In 24 ore la Juve ha chiarito due volte qual è la sua posizione sul nuovo corso Italia
Gli uomini più rappresentativi della Juventus di oggi si sono espressi in maniera molto critica sulle ultime decisioni prese da Giovanni Malagò
Alla Juventus non piace la strada imboccata dalla Federazione per dare il via al nuovo corso della Nazionale. Il dato è chiaro, acclarato, dopo un paio di giorni di dichiarazioni molto nette sul tema. A parlare non sono stati due personaggi qualsiasi del mondo bianconero, ma quelli che oggi sono i volti più rappresentativi della Juve del presente e del futuro: Giovanni Carnevali e Luciano Spalletti.

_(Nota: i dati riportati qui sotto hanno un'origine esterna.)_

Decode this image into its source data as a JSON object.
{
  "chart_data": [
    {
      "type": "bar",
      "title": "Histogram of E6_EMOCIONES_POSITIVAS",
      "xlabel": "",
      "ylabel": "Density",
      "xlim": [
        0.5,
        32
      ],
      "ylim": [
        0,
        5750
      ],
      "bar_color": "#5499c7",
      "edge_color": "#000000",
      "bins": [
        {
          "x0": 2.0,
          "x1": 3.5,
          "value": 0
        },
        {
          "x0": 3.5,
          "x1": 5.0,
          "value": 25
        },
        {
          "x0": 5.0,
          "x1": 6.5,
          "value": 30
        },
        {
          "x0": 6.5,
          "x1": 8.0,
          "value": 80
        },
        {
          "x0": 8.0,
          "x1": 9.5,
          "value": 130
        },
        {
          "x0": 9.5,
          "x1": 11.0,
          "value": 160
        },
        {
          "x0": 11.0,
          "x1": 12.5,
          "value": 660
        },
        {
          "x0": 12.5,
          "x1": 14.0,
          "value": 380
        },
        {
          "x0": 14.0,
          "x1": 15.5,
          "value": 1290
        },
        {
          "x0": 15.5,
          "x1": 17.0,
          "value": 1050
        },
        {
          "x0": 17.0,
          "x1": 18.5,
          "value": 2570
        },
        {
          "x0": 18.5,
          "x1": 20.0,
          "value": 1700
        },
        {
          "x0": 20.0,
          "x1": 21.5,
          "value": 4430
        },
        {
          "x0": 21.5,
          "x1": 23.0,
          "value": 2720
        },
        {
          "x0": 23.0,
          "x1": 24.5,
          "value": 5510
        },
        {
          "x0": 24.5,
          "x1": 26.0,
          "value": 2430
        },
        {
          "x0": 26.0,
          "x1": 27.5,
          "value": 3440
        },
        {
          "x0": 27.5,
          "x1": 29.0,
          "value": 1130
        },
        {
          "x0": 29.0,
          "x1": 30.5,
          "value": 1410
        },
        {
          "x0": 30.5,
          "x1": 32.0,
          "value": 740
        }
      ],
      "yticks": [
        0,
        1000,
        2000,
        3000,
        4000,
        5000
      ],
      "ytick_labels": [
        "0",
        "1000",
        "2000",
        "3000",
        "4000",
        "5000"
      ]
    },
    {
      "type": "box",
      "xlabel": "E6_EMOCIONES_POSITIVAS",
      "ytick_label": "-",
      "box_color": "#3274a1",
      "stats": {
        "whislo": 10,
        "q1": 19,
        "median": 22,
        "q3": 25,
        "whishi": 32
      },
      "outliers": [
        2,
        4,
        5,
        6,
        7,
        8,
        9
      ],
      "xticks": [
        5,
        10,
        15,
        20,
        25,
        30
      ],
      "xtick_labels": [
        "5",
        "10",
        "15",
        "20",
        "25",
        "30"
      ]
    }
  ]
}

Quest'ultimo poi reduce proprio dall'avventura in azzurro conosce bene la materia e l'ambiente: nel 2023 fu proprio lui a prendere il posto di Roberto Mancini dopo la fuga in Arabia Saudita di quest'ultimo, nel 2009 invece fu Ranieri a prendere il posto di Spalletti alla Roma. Un qualcosa di simile poteva accadere anche un anno fa quando però Ranieri disse no alla Nazionale salvo poi tornarci oggi da direttore tecnico. Ma andiamo con ordine.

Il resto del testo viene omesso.